Middle-earth Online Memories, Part One

RPG Vault has published the first installment to a new interview series with members of the original Middle-earth Online team. Back then, The Lord of the Rings MMORPG was actually in development at Sierra/Yosemite Entertainment.
Q: First, please introduce yourself and what you're doing now. And since we're looking back at Middle-earth Online, what was the nature of your involvement in this project?

Craig Alexander: I'm Craig Alexander, former GM of Sierra, VP/EP at Electronic Arts, and GM at Activision. Unfortunately, I'm not ready to announce my next set of projects despite my excitement about the opportunity.

As General Manager for Sierra's original development group located in the small mountain town of Oakhurst, near Yosemite National Park, I was responsible for negotiating and signing the original Lord of the Rings book license with Tolkien Enterprises (the licensor), and starting pre-production on the Middle-Earth project - among other titles at the studio which I managed. The year was 1997, and we were looking to further grow the MMORPG space, which was still in its infancy with only two major titles on the market, Meridian 59 and The Realm, Sierra's first Internet-based MMORPG that we shipped in late 1996. At the time, the Lord of the Rings film was still in the hands of Miramax and had not been picked up by New Line Cinema, although buzz was already building about the film and many of us understood the potential popularity given its 100 million-plus unit book sales and extreme passion from gamers and the game development community.

The promise of MMOs had yet to be fulfilled, and Ultima Online, EverQuest, and Asheron's Call had not been released; however, the game community was already talking about MMORPGs as the future of our industry.

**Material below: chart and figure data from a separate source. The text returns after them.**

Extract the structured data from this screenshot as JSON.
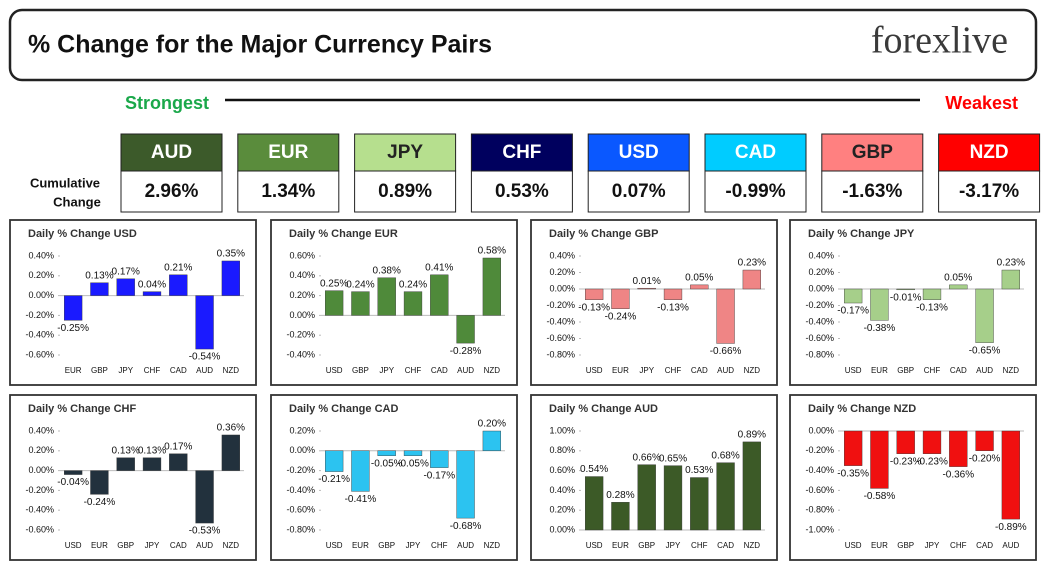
{
  "header": {
    "title": "% Change for the Major Currency Pairs",
    "logo": "forexlive"
  },
  "strength": {
    "strongest": "Strongest",
    "weakest": "Weakest",
    "label": [
      "Cumulative",
      "Change"
    ],
    "currencies": [
      {
        "name": "AUD",
        "value": "2.96%",
        "color": "#3c5a2a"
      },
      {
        "name": "EUR",
        "value": "1.34%",
        "color": "#5a8c3c"
      },
      {
        "name": "JPY",
        "value": "0.89%",
        "color": "#b6df8e"
      },
      {
        "name": "CHF",
        "value": "0.53%",
        "color": "#00005e"
      },
      {
        "name": "USD",
        "value": "0.07%",
        "color": "#0a58ff"
      },
      {
        "name": "CAD",
        "value": "-0.99%",
        "color": "#00ccff"
      },
      {
        "name": "GBP",
        "value": "-1.63%",
        "color": "#ff8080"
      },
      {
        "name": "NZD",
        "value": "-3.17%",
        "color": "#ff0000"
      }
    ]
  },
  "chart_data": [
    {
      "type": "bar",
      "title": "Daily % Change USD",
      "color": "#1a1aff",
      "categories": [
        "EUR",
        "GBP",
        "JPY",
        "CHF",
        "CAD",
        "AUD",
        "NZD"
      ],
      "values": [
        -0.25,
        0.13,
        0.17,
        0.04,
        0.21,
        -0.54,
        0.35
      ],
      "value_labels": [
        "-0.25%",
        "0.13%",
        "0.17%",
        "0.04%",
        "0.21%",
        "-0.54%",
        "0.35%"
      ],
      "ylim": [
        -0.6,
        0.4
      ],
      "yticks": [
        {
          "value": 0.4,
          "label": "0.40%"
        },
        {
          "value": 0.2,
          "label": "0.20%"
        },
        {
          "value": 0,
          "label": "0.00%"
        },
        {
          "value": -0.2,
          "label": "-0.20%"
        },
        {
          "value": -0.4,
          "label": "-0.40%"
        },
        {
          "value": -0.6,
          "label": "-0.60%"
        }
      ]
    },
    {
      "type": "bar",
      "title": "Daily % Change EUR",
      "color": "#4f8a3a",
      "categories": [
        "USD",
        "GBP",
        "JPY",
        "CHF",
        "CAD",
        "AUD",
        "NZD"
      ],
      "values": [
        0.25,
        0.24,
        0.38,
        0.24,
        0.41,
        -0.28,
        0.58
      ],
      "value_labels": [
        "0.25%",
        "0.24%",
        "0.38%",
        "0.24%",
        "0.41%",
        "-0.28%",
        "0.58%"
      ],
      "ylim": [
        -0.4,
        0.6
      ],
      "yticks": [
        {
          "value": 0.6,
          "label": "0.60%"
        },
        {
          "value": 0.4,
          "label": "0.40%"
        },
        {
          "value": 0.2,
          "label": "0.20%"
        },
        {
          "value": 0,
          "label": "0.00%"
        },
        {
          "value": -0.2,
          "label": "-0.20%"
        },
        {
          "value": -0.4,
          "label": "-0.40%"
        }
      ]
    },
    {
      "type": "bar",
      "title": "Daily % Change GBP",
      "color": "#ef8585",
      "categories": [
        "USD",
        "EUR",
        "JPY",
        "CHF",
        "CAD",
        "AUD",
        "NZD"
      ],
      "values": [
        -0.13,
        -0.24,
        0.01,
        -0.13,
        0.05,
        -0.66,
        0.23
      ],
      "value_labels": [
        "-0.13%",
        "-0.24%",
        "0.01%",
        "-0.13%",
        "0.05%",
        "-0.66%",
        "0.23%"
      ],
      "ylim": [
        -0.8,
        0.4
      ],
      "yticks": [
        {
          "value": 0.4,
          "label": "0.40%"
        },
        {
          "value": 0.2,
          "label": "0.20%"
        },
        {
          "value": 0,
          "label": "0.00%"
        },
        {
          "value": -0.2,
          "label": "-0.20%"
        },
        {
          "value": -0.4,
          "label": "-0.40%"
        },
        {
          "value": -0.6,
          "label": "-0.60%"
        },
        {
          "value": -0.8,
          "label": "-0.80%"
        }
      ]
    },
    {
      "type": "bar",
      "title": "Daily % Change JPY",
      "color": "#a6cf8a",
      "categories": [
        "USD",
        "EUR",
        "GBP",
        "CHF",
        "CAD",
        "AUD",
        "NZD"
      ],
      "values": [
        -0.17,
        -0.38,
        -0.01,
        -0.13,
        0.05,
        -0.65,
        0.23
      ],
      "value_labels": [
        "-0.17%",
        "-0.38%",
        "-0.01%",
        "-0.13%",
        "0.05%",
        "-0.65%",
        "0.23%"
      ],
      "ylim": [
        -0.8,
        0.4
      ],
      "yticks": [
        {
          "value": 0.4,
          "label": "0.40%"
        },
        {
          "value": 0.2,
          "label": "0.20%"
        },
        {
          "value": 0,
          "label": "0.00%"
        },
        {
          "value": -0.2,
          "label": "-0.20%"
        },
        {
          "value": -0.4,
          "label": "-0.40%"
        },
        {
          "value": -0.6,
          "label": "-0.60%"
        },
        {
          "value": -0.8,
          "label": "-0.80%"
        }
      ]
    },
    {
      "type": "bar",
      "title": "Daily % Change CHF",
      "color": "#22313d",
      "categories": [
        "USD",
        "EUR",
        "GBP",
        "JPY",
        "CAD",
        "AUD",
        "NZD"
      ],
      "values": [
        -0.04,
        -0.24,
        0.13,
        0.13,
        0.17,
        -0.53,
        0.36
      ],
      "value_labels": [
        "-0.04%",
        "-0.24%",
        "0.13%",
        "0.13%",
        "0.17%",
        "-0.53%",
        "0.36%"
      ],
      "ylim": [
        -0.6,
        0.4
      ],
      "yticks": [
        {
          "value": 0.4,
          "label": "0.40%"
        },
        {
          "value": 0.2,
          "label": "0.20%"
        },
        {
          "value": 0,
          "label": "0.00%"
        },
        {
          "value": -0.2,
          "label": "-0.20%"
        },
        {
          "value": -0.4,
          "label": "-0.40%"
        },
        {
          "value": -0.6,
          "label": "-0.60%"
        }
      ]
    },
    {
      "type": "bar",
      "title": "Daily % Change CAD",
      "color": "#2cc3f0",
      "categories": [
        "USD",
        "EUR",
        "GBP",
        "JPY",
        "CHF",
        "AUD",
        "NZD"
      ],
      "values": [
        -0.21,
        -0.41,
        -0.05,
        -0.05,
        -0.17,
        -0.68,
        0.2
      ],
      "value_labels": [
        "-0.21%",
        "-0.41%",
        "-0.05%",
        "-0.05%",
        "-0.17%",
        "-0.68%",
        "0.20%"
      ],
      "ylim": [
        -0.8,
        0.2
      ],
      "yticks": [
        {
          "value": 0.2,
          "label": "0.20%"
        },
        {
          "value": 0,
          "label": "0.00%"
        },
        {
          "value": -0.2,
          "label": "-0.20%"
        },
        {
          "value": -0.4,
          "label": "-0.40%"
        },
        {
          "value": -0.6,
          "label": "-0.60%"
        },
        {
          "value": -0.8,
          "label": "-0.80%"
        }
      ]
    },
    {
      "type": "bar",
      "title": "Daily % Change AUD",
      "color": "#3c5a27",
      "categories": [
        "USD",
        "EUR",
        "GBP",
        "JPY",
        "CHF",
        "CAD",
        "NZD"
      ],
      "values": [
        0.54,
        0.28,
        0.66,
        0.65,
        0.53,
        0.68,
        0.89
      ],
      "value_labels": [
        "0.54%",
        "0.28%",
        "0.66%",
        "0.65%",
        "0.53%",
        "0.68%",
        "0.89%"
      ],
      "ylim": [
        0,
        1
      ],
      "yticks": [
        {
          "value": 1,
          "label": "1.00%"
        },
        {
          "value": 0.8,
          "label": "0.80%"
        },
        {
          "value": 0.6,
          "label": "0.60%"
        },
        {
          "value": 0.4,
          "label": "0.40%"
        },
        {
          "value": 0.2,
          "label": "0.20%"
        },
        {
          "value": 0,
          "label": "0.00%"
        }
      ]
    },
    {
      "type": "bar",
      "title": "Daily % Change NZD",
      "color": "#f01010",
      "categories": [
        "USD",
        "EUR",
        "GBP",
        "JPY",
        "CHF",
        "CAD",
        "AUD"
      ],
      "values": [
        -0.35,
        -0.58,
        -0.23,
        -0.23,
        -0.36,
        -0.2,
        -0.89
      ],
      "value_labels": [
        "-0.35%",
        "-0.58%",
        "-0.23%",
        "-0.23%",
        "-0.36%",
        "-0.20%",
        "-0.89%"
      ],
      "ylim": [
        -1,
        0
      ],
      "yticks": [
        {
          "value": 0,
          "label": "0.00%"
        },
        {
          "value": -0.2,
          "label": "-0.20%"
        },
        {
          "value": -0.4,
          "label": "-0.40%"
        },
        {
          "value": -0.6,
          "label": "-0.60%"
        },
        {
          "value": -0.8,
          "label": "-0.80%"
        },
        {
          "value": -1,
          "label": "-1.00%"
        }
      ]
    }
  ]
}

Sierra, in particular, had invested millions in the Sierra (later Imagination) Network in the hope of connecting players together to offer a superior gaming experience.

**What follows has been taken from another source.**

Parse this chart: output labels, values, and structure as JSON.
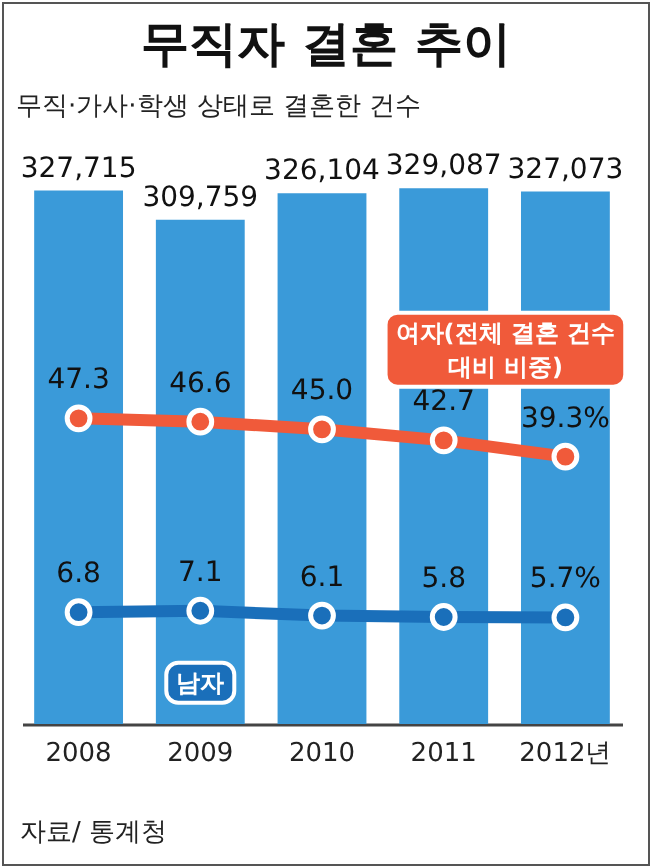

The idea was simple and still relevant today; develop a detailed fictional world based on a beloved franchise. Middle-earth seemed like the perfect choice and vehicle to convince the company that a compelling IP could grow the market above the paltry early adopters that numbered less than 100,000. The pitch worked. In 1998, we secured the Lord of the Rings book rights across all genres and platforms, announced the game at the Game Developers Conference, and began pre-production and prototype work. Unfortunately, the team moved to the Seattle area less than a year later, and my involvement ended.